Policy enforcement and controls management is a key area in building a secure Kubernetes platform in regulated environments. There is a panoply of open source tools (OPA Gatekeeper, Kyverno, Trivy, Falco) and paid solutions (Aquasec, Twistlock). This solution is far from complete; feel free to look at the CNCF solution map.

My first observation is that organization struggle picking a tool; they want all of them. I recommend starting with a needs matrix and align the tools with the needs. Pick the best match.

AVOID overlapping multiple tools over the same control space.

You will end up with duplicated controls (effort) or discrepancies in implementations leading to user frustration (system X denied me error X, system Y denied me with error Y, and so on; resulting in death by a thousand paper cuts).

Regulated environments love buying tools; especially in the security space.

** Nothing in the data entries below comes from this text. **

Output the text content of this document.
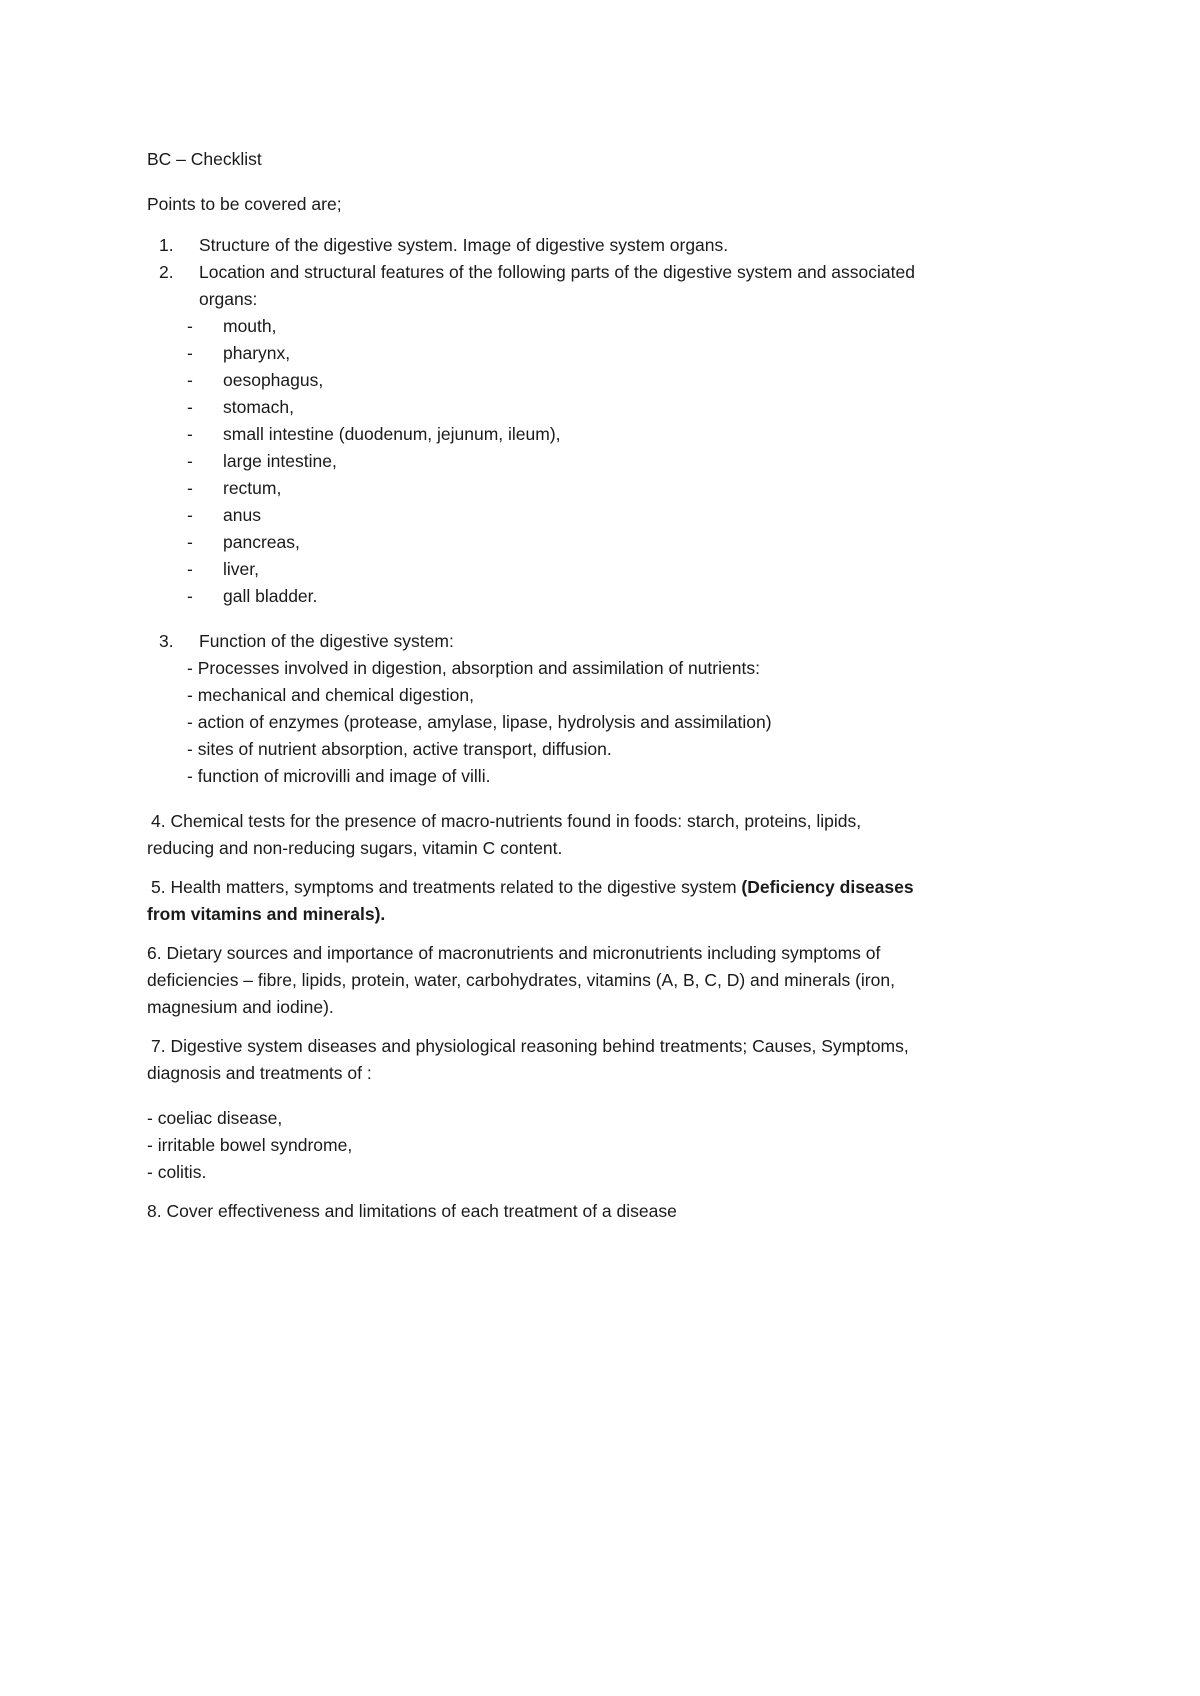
BC – Checklist
Points to be covered are;
1. Structure of the digestive system. Image of digestive system organs.
2. Location and structural features of the following parts of the digestive system and associated
organs:
- mouth,
- pharynx,
- oesophagus,
- stomach,
- small intestine (duodenum, jejunum, ileum),
- large intestine,
- rectum,
- anus
- pancreas,
- liver,
- gall bladder.
3. Function of the digestive system:
- Processes involved in digestion, absorption and assimilation of nutrients:
- mechanical and chemical digestion,
- action of enzymes (protease, amylase, lipase, hydrolysis and assimilation)
- sites of nutrient absorption, active transport, diffusion.
- function of microvilli and image of villi.
4. Chemical tests for the presence of macro-nutrients found in foods: starch, proteins, lipids,
reducing and non-reducing sugars, vitamin C content.
5. Health matters, symptoms and treatments related to the digestive system (Deficiency diseases
from vitamins and minerals).
6. Dietary sources and importance of macronutrients and micronutrients including symptoms of
deficiencies – fibre, lipids, protein, water, carbohydrates, vitamins (A, B, C, D) and minerals (iron,
magnesium and iodine).
7. Digestive system diseases and physiological reasoning behind treatments; Causes, Symptoms,
diagnosis and treatments of :
- coeliac disease,
- irritable bowel syndrome,
- colitis.
8. Cover effectiveness and limitations of each treatment of a disease
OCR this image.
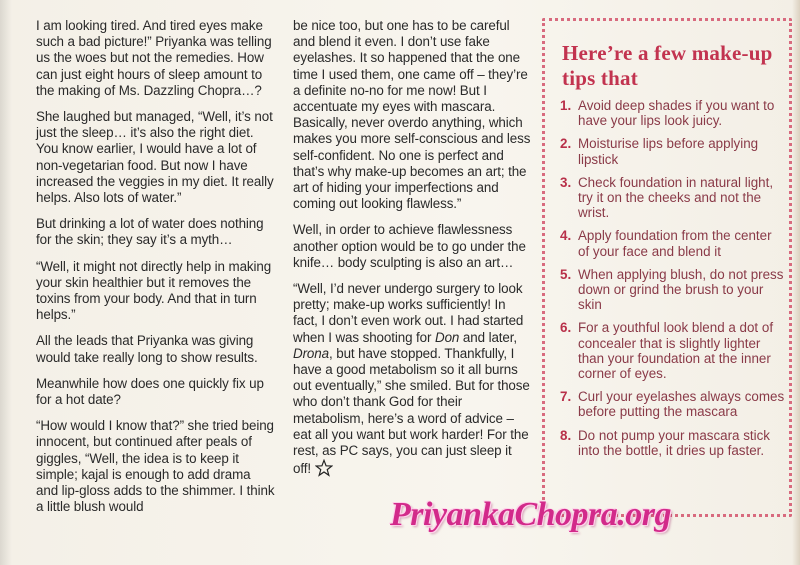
I am looking tired. And tired eyes make such a bad picture!” Priyanka was telling us the woes but not the remedies. How can just eight hours of sleep amount to the making of Ms. Dazzling Chopra…?

She laughed but managed, “Well, it’s not just the sleep… it’s also the right diet. You know earlier, I would have a lot of non-vegetarian food. But now I have increased the veggies in my diet. It really helps. Also lots of water.”

But drinking a lot of water does nothing for the skin; they say it’s a myth…

“Well, it might not directly help in making your skin healthier but it removes the toxins from your body. And that in turn helps.”

All the leads that Priyanka was giving would take really long to show results.

Meanwhile how does one quickly fix up for a hot date?

“How would I know that?” she tried being innocent, but continued after peals of giggles, “Well, the idea is to keep it simple; kajal is enough to add drama and lip-gloss adds to the shimmer. I think a little blush would

be nice too, but one has to be careful and blend it even. I don’t use fake eyelashes. It so happened that the one time I used them, one came off – they’re a definite no-no for me now! But I accentuate my eyes with mascara. Basically, never overdo anything, which makes you more self-conscious and less self-confident. No one is perfect and that’s why make-up becomes an art; the art of hiding your imperfections and coming out looking flawless.”

Well, in order to achieve flawlessness another option would be to go under the knife… body sculpting is also an art…

“Well, I’d never undergo surgery to look pretty; make-up works sufficiently! In fact, I don’t even work out. I had started when I was shooting for Don and later, Drona, but have stopped. Thankfully, I have a good metabolism so it all burns out eventually,” she smiled. But for those who don’t thank God for their metabolism, here’s a word of advice – eat all you want but work harder! For the rest, as PC says, you can just sleep it off!

Here’re a few make-up tips that
1. Avoid deep shades if you want to have your lips look juicy.
2. Moisturise lips before applying lipstick
3. Check foundation in natural light, try it on the cheeks and not the wrist.
4. Apply foundation from the center of your face and blend it
5. When applying blush, do not press down or grind the brush to your skin
6. For a youthful look blend a dot of concealer that is slightly lighter than your foundation at the inner corner of eyes.
7. Curl your eyelashes always comes before putting the mascara
8. Do not pump your mascara stick into the bottle, it dries up faster.
PriyankaChopra.org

Aquasec and Twistlock are very mature tools and cover a wide swath of controls. I consider this space as saturated & mature; therefore you would be well served by either. However, organizations purchase the tool, but don’t spend enough effort to institutionalizing and operationalizing them. The tools are as useful as the effort you put into managing them. Cloud providers are slowly eating into this space by adding more and more controls to the base platform. Prime example is Microsoft Defender for Containers.

Open Source tools such as OPA Gatekeeper are mature; but require specialized development skillset. Developing policies in Rego language is not for everyone. Cloud providers often provide a policy library that you can bootstrap your platform controls. However, sooner than later, you will need to create your own policies. This means establishing a development lifecycle, policy testing, and release management. If your security team does not have software development skills, this will be a significant hurdle to adoption.

Lastly, Cloud Providers will usually have value adds in this space:

  • Azure Policy providing a single pane to view OPA Gatekeeper auditing results & centralized management
  • OPA Gatekeeper as a managed service in either platform (Anthos Policy Controller on GKE, Azure Policy on AKS). Both provide a base set of policies to use.

Key Observations:

  • This is an area where buying over build may be the better option
  • Buying a tool is not enough; like any technology it requires care and feeding
  • You will need multiple tools to cover the full spectrum; avoid overlaps. Where there is overlap, pick a tool for the problem and avoid duplication.
  • Expose the results to your tenants. Central teams don’t have time to chase everything. Shift left and put the accountability where things can be addressed.
  • Defense in depth is important
  • If you have the skills, look at OPA & Kyverno. Make sure to look at existing libraries before developing new policies.